What has your experience in Mi Perú-Minnesota been like? 

I am a member, (and) I’m the director of the board of directors of Mi Perú-Minnesota. We’re a Minnesota folkloric dance group that promotes Peruvian culture through its dances. We’re usually invited to participate in cultural events. In the past, our most prominent invitation or show was for the Festival of Nations, which has been canceled for the last two years. But we have also performed at Latin days at Valleyfair and we have performed in Hispanic Heritage celebrations in universities and schools. We are a very small group. We are about like 15 members, (with) about 10 to 12 active members. We perform a variety of dances that represent all regions of Peru and most of us are moms or working mothers. That’s another important part that we balance. 

Why did you join Mi Perú-Minnesota?

For me, it was two things. The first one: a love for dancing. But, the second one: a need to belong to a Peruvian community, and that has stayed my motivation ever since. It’s that combination, and then later it also became not only to be a part of a community, but to represent that community through there.

How long have you been dancing?

I started five years ago, I want to say I’ve always danced for fun. I remember being four years old, and my dad teaching me how to dance Cumbia – that’s my earliest memory of dancing. Five years ago in Minnesota, I finally had the chance and the time to spend more time dancing and representing Peru. 

What have you taken out of this experience? 

I was never part of any sports before, or any part of a team that way. That sense of community was number one, the sense to work towards something – and in this case it was to represent Peru the best way we can. None of us are professional dancers.
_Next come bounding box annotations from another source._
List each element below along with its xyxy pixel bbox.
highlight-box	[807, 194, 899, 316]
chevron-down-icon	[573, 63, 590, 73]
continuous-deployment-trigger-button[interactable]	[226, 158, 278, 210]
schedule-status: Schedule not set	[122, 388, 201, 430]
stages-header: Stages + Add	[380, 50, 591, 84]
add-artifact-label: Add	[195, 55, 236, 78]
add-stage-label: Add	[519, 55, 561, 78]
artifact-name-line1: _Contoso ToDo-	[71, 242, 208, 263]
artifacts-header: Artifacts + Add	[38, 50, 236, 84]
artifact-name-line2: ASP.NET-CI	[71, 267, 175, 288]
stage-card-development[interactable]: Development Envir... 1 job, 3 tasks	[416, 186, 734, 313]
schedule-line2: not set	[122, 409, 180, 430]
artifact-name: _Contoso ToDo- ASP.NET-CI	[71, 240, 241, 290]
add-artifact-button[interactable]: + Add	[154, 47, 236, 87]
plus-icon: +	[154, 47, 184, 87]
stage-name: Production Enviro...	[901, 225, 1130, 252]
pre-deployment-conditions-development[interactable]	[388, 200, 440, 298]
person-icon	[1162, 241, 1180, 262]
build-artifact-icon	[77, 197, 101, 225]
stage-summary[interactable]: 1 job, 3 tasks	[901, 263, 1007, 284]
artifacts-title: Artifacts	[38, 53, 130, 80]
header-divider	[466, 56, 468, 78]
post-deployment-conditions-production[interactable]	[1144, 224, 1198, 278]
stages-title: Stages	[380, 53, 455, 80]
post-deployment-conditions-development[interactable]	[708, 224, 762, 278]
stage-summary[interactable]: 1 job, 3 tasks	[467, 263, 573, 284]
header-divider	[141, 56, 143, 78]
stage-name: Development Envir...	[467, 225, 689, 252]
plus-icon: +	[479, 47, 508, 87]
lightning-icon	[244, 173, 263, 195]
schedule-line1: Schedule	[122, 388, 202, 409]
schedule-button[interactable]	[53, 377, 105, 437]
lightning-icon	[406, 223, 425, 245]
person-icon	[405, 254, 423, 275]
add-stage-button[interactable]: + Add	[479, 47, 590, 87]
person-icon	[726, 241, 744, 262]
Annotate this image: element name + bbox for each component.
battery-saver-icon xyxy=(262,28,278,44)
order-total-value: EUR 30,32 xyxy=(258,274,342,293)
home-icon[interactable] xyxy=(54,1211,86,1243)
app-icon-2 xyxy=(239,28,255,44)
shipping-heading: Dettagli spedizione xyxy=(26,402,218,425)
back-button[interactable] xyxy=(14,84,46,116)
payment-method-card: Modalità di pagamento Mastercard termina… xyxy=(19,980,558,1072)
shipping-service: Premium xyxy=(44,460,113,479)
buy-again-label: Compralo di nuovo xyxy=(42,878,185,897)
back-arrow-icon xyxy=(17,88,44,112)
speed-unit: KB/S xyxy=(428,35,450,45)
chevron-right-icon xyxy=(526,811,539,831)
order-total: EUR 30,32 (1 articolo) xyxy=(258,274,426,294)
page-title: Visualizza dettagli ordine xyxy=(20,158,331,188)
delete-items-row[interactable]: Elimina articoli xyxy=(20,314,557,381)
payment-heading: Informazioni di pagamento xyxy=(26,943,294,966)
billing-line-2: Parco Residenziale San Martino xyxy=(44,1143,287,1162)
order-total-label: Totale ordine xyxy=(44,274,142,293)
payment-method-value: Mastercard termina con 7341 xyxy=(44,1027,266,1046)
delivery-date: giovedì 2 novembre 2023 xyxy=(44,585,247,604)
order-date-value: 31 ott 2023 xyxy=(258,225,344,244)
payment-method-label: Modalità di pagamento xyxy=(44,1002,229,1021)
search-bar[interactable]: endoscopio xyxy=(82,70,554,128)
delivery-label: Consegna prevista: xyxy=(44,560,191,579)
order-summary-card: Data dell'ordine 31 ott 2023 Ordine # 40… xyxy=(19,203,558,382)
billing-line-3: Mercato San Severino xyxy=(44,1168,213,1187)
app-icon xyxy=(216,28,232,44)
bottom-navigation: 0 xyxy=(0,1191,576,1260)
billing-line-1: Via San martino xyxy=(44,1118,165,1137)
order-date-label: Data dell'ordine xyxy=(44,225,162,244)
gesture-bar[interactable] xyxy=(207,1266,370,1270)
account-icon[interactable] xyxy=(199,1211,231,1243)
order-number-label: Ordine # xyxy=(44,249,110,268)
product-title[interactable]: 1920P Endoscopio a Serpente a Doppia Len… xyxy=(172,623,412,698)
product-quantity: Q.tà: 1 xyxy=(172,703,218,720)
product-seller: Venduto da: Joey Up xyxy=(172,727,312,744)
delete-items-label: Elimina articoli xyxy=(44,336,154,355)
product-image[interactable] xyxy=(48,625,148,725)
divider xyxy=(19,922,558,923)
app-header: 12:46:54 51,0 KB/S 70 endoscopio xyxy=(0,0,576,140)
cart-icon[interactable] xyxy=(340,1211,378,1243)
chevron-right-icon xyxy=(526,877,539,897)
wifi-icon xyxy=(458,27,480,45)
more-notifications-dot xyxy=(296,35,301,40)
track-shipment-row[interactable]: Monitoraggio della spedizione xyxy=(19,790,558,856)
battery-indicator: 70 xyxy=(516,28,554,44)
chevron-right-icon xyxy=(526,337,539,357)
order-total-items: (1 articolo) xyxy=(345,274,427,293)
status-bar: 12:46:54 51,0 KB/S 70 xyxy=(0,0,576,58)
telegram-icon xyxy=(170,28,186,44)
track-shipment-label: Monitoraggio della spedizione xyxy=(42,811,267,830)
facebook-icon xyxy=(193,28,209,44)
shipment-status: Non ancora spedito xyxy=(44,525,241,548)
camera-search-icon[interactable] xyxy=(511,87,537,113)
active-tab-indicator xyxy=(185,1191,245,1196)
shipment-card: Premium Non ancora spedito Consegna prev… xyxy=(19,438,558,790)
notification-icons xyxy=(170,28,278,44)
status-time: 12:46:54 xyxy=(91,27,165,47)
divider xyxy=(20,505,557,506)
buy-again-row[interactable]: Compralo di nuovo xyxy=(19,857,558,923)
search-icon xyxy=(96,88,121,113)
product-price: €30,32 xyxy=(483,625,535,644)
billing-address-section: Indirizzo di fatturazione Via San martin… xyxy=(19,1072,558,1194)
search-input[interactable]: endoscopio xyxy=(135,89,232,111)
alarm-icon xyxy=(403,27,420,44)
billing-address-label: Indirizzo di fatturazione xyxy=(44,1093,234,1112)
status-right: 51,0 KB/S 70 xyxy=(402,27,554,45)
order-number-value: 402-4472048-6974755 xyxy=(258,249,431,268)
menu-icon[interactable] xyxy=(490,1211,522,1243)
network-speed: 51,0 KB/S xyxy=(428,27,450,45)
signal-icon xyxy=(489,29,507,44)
We’re all teachers, property managers, we have engineers – everybody comes together. We want to represent Peru the best way we can, but we want to have fun. It’s that combination of being proud when we’re able to put together a dance, being proud of ourselves, but also being proud to represent the richness and diversity of Peru’s dances. 

How has the group brought you closer to your culture and your community?

When I came to the U.S. I went from being a white Latina, to being a woman of color. I came from being Peruvian, to just being a Latina. And for years, I felt like my identity was dissolved. Being a part of the group was part of me reclaiming my Peruvian identity. I also did it for my family and my children, what it means to be Peruvian, and what it means to be biracial and bicultural. Although dancing is still amazing, my kids are not necessarily part of it, but they come to the events and they have met other biracial children, bilingual children, who have families of similar backgrounds. That community extends not only to me, but to the families of the members of the group. 

How have you brought this passion back to Park? 

We are kind of based in St. Louis Park. We have found a lot of support in this community, and the community has also given us the opportunity to perform at events, like the SLP Arts Fair. It’s been a symbiotic relationship where we have gotten a lot of support, but we have also been given opportunities to perform and show our work. As a mother of a PSI student I have also volunteered in the past in Baile Folklórico, both being an MC and then also helping with teaching one of the Peruvian dances. 

Do you have any events coming up? 

We are very excited that Sunday, March 20, we are going to be performing at the Landmark Center in St. Paul from 1 – 3 p.m. It’s an urban expedition series, and the Landmark every month shows a different country. After so many events have been canceled over the last two years, this is really a very special opportunity to witness or see Peruvian dances and also try some of its food.